Voluntary vs. employer-paid
The Transitions study that gauged employee engagement with their vision plans also found significantly lower enrollment among employees with voluntary plans (50%) versus employer-paid plans (86%). But the data on employee satisfaction, Huot believes, shows the trend is moving more towards voluntary. When researchers looked at how satisfied employees are with their employers' communications about their vision plans, he says, they saw a significant difference in terms of a satisfaction in voluntary versus employer-paid plans: 62% of employees with access to an employer-paid benefit were satisfied, versus 51% of employees with access to a voluntary vision benefit.
"Neither number is as high as they could be," says Huot, "but the gap between the two says something in terms of the need to consider a communications strategy that puts as much emphasis on voluntary benefits as we do on employer-paid benefits."
At Transitions, Huot says, they're starting to see some movement away from just ordinary lenses and a basic frame discount. "Carriers are recognizing that with more and more voluntary, they need to have a little more in there to encourage employees to not only enroll, but to go out and get the exam so we can start to realize some of the clinical savings from the benefit," he says.
One of the first steps in helping brokers make a vision care sale, says AmWINS' Tim Falanga, is to make sure the broker knows whether or not vision is imbedded in a prospect's or a client's medical plan. "If it is, then the client is already paying for vision. But if it's not, that opens the door to sell our product," says Falanga. "In that context it's an easy product to write and sell - you do an application, you get a census of employees, you collect a check and you're done."
At AmWINS, their vision care enrolled lives and business has grown by about 6% so far this year, says Falanga, and remains one of their "stickiest" products in terms of persistency. The wholesaler's Employer's Vision Trust product, which is insured by VSP, has seen just two rate increases in 20 years. AmWINS performs all underwriting, issue and billing functions, and VSP pays claims. "The best part of having a strong network like VSP's is that it's going to keep your cost down," he says.
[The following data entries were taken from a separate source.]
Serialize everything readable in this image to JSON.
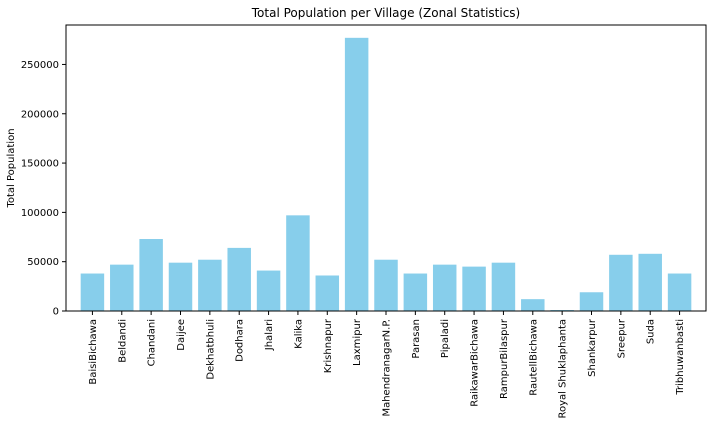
{
  "chart_data": {
    "type": "bar",
    "title": "Total Population per Village (Zonal Statistics)",
    "xlabel": "",
    "ylabel": "Total Population",
    "categories": [
      "BaisiBichawa",
      "Beldandi",
      "Chandani",
      "Daijee",
      "Dekhatbhuli",
      "Dodhara",
      "Jhalari",
      "Kalika",
      "Krishnapur",
      "Laxmipur",
      "MahendranagarN.P.",
      "Parasan",
      "Pipaladi",
      "RaikawarBichawa",
      "RampurBilaspur",
      "RautellBichawa",
      "Royal Shuklaphanta",
      "Shankarpur",
      "Sreepur",
      "Suda",
      "Tribhuwanbasti"
    ],
    "values": [
      38000,
      47000,
      73000,
      49000,
      52000,
      64000,
      41000,
      97000,
      36000,
      277000,
      52000,
      38000,
      47000,
      45000,
      49000,
      12000,
      1000,
      19000,
      57000,
      58000,
      38000
    ],
    "ylim": [
      0,
      290000
    ],
    "yticks": [
      0,
      50000,
      100000,
      150000,
      200000,
      250000
    ],
    "grid": false,
    "legend": "none",
    "colors": {
      "bar": "#87ceeb",
      "axis": "#000000",
      "background": "#ffffff"
    }
  }
}
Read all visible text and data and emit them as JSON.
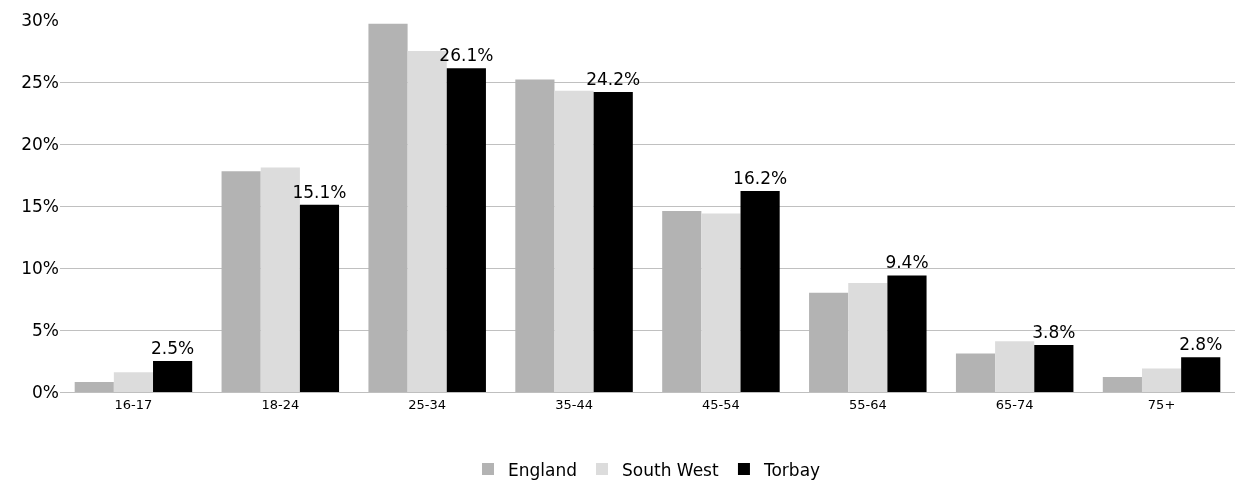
{
  "chart_data": {
    "type": "bar",
    "categories": [
      "16-17",
      "18-24",
      "25-34",
      "35-44",
      "45-54",
      "55-64",
      "65-74",
      "75+"
    ],
    "series": [
      {
        "name": "England",
        "color": "#b3b3b3",
        "values": [
          0.8,
          17.8,
          29.7,
          25.2,
          14.6,
          8.0,
          3.1,
          1.2
        ]
      },
      {
        "name": "South West",
        "color": "#dcdcdc",
        "values": [
          1.6,
          18.1,
          27.5,
          24.3,
          14.4,
          8.8,
          4.1,
          1.9
        ]
      },
      {
        "name": "Torbay",
        "color": "#000000",
        "values": [
          2.5,
          15.1,
          26.1,
          24.2,
          16.2,
          9.4,
          3.8,
          2.8
        ],
        "value_labels": [
          "2.5%",
          "15.1%",
          "26.1%",
          "24.2%",
          "16.2%",
          "9.4%",
          "3.8%",
          "2.8%"
        ]
      }
    ],
    "ylim": [
      0,
      30
    ],
    "yticks": [
      {
        "value": 0,
        "label": "0%"
      },
      {
        "value": 5,
        "label": "5%"
      },
      {
        "value": 10,
        "label": "10%"
      },
      {
        "value": 15,
        "label": "15%"
      },
      {
        "value": 20,
        "label": "20%"
      },
      {
        "value": 25,
        "label": "25%"
      },
      {
        "value": 30,
        "label": "30%"
      }
    ],
    "grid": "y",
    "legend": "bottom"
  }
}
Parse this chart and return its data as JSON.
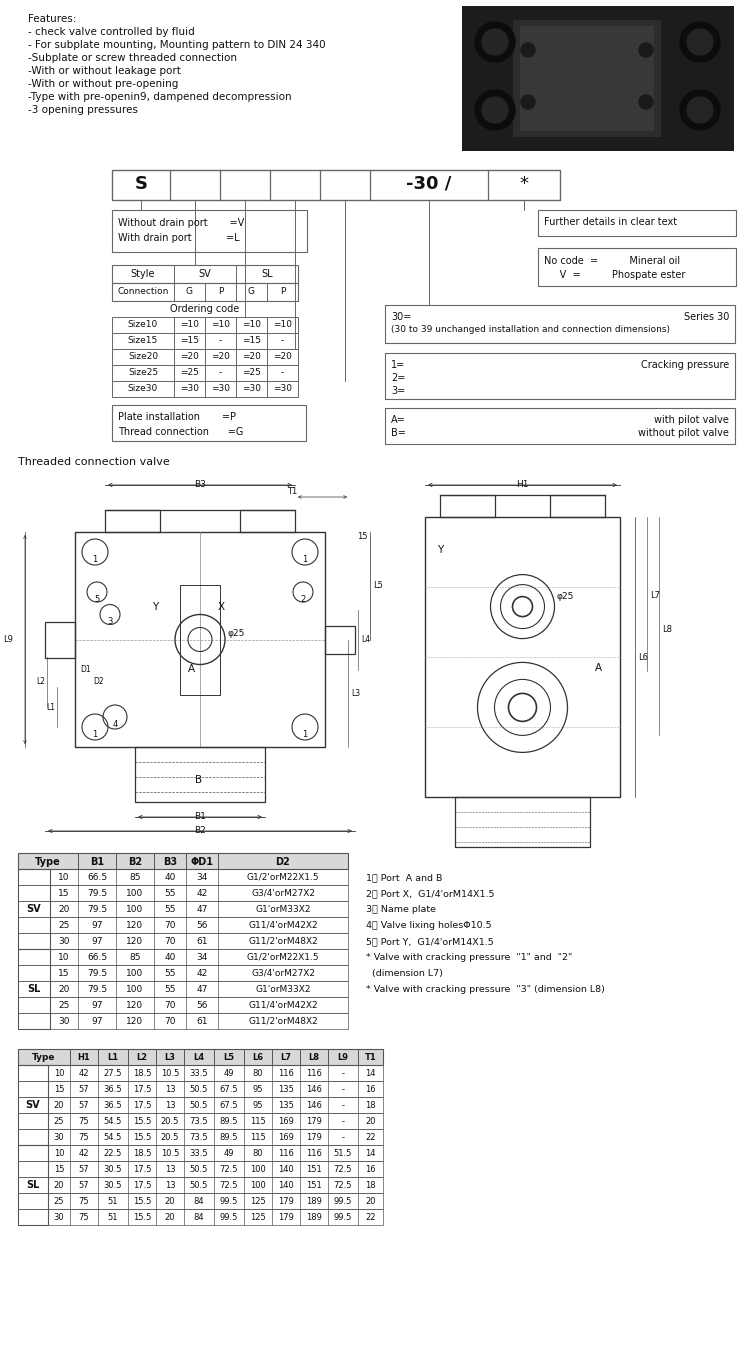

In the vision care space, Falanga says, "One thing we do find is that everybody talks about their network. VSP, for example, has more ODs and MDs than anybody else - which is good for somebody who wants to go to their own private practitioner."
But AmWINS also writes business with Superior. "We like them because they get into more of a blue- and grey-collar marketplace," according to Falanga. "Some people prefer to go to Walmart and Costco - the big-box stores - for their eye care, and I'm finding that even though for many years I've been a proponent of the high-end practice approach, we're finding traction with the more economical Superior plan."
Akridge sees a trend toward greater acceptance of vision care among employers and other brokers, in both voluntary and employer-paid. In the past, vision care programs "were always like a side note," she says. "But now vision care incorporated into a sale is a necessity. Sometimes it's as a voluntary benefit and sometimes it's part of the core package - it depends on the size of the customer and what I'm trying to accomplish."
Brokers should not neglect the fact that a vision care plan helps not just employees, but their dependents as well, says Akridge. For example, making sure that kids have the proper eyewear can help them do better at school. And advances in technology - like photochromatic lenses - can help protect kids from eye damage caused by UV rays. Not many people know that Transitions gives free lenses to all children covered under the contract, she points out.
"As health care professionals, we can do a better job just by educating people about the things we should all be doing, like protecting our sight. We don't want to miss that boat," Akridge declares.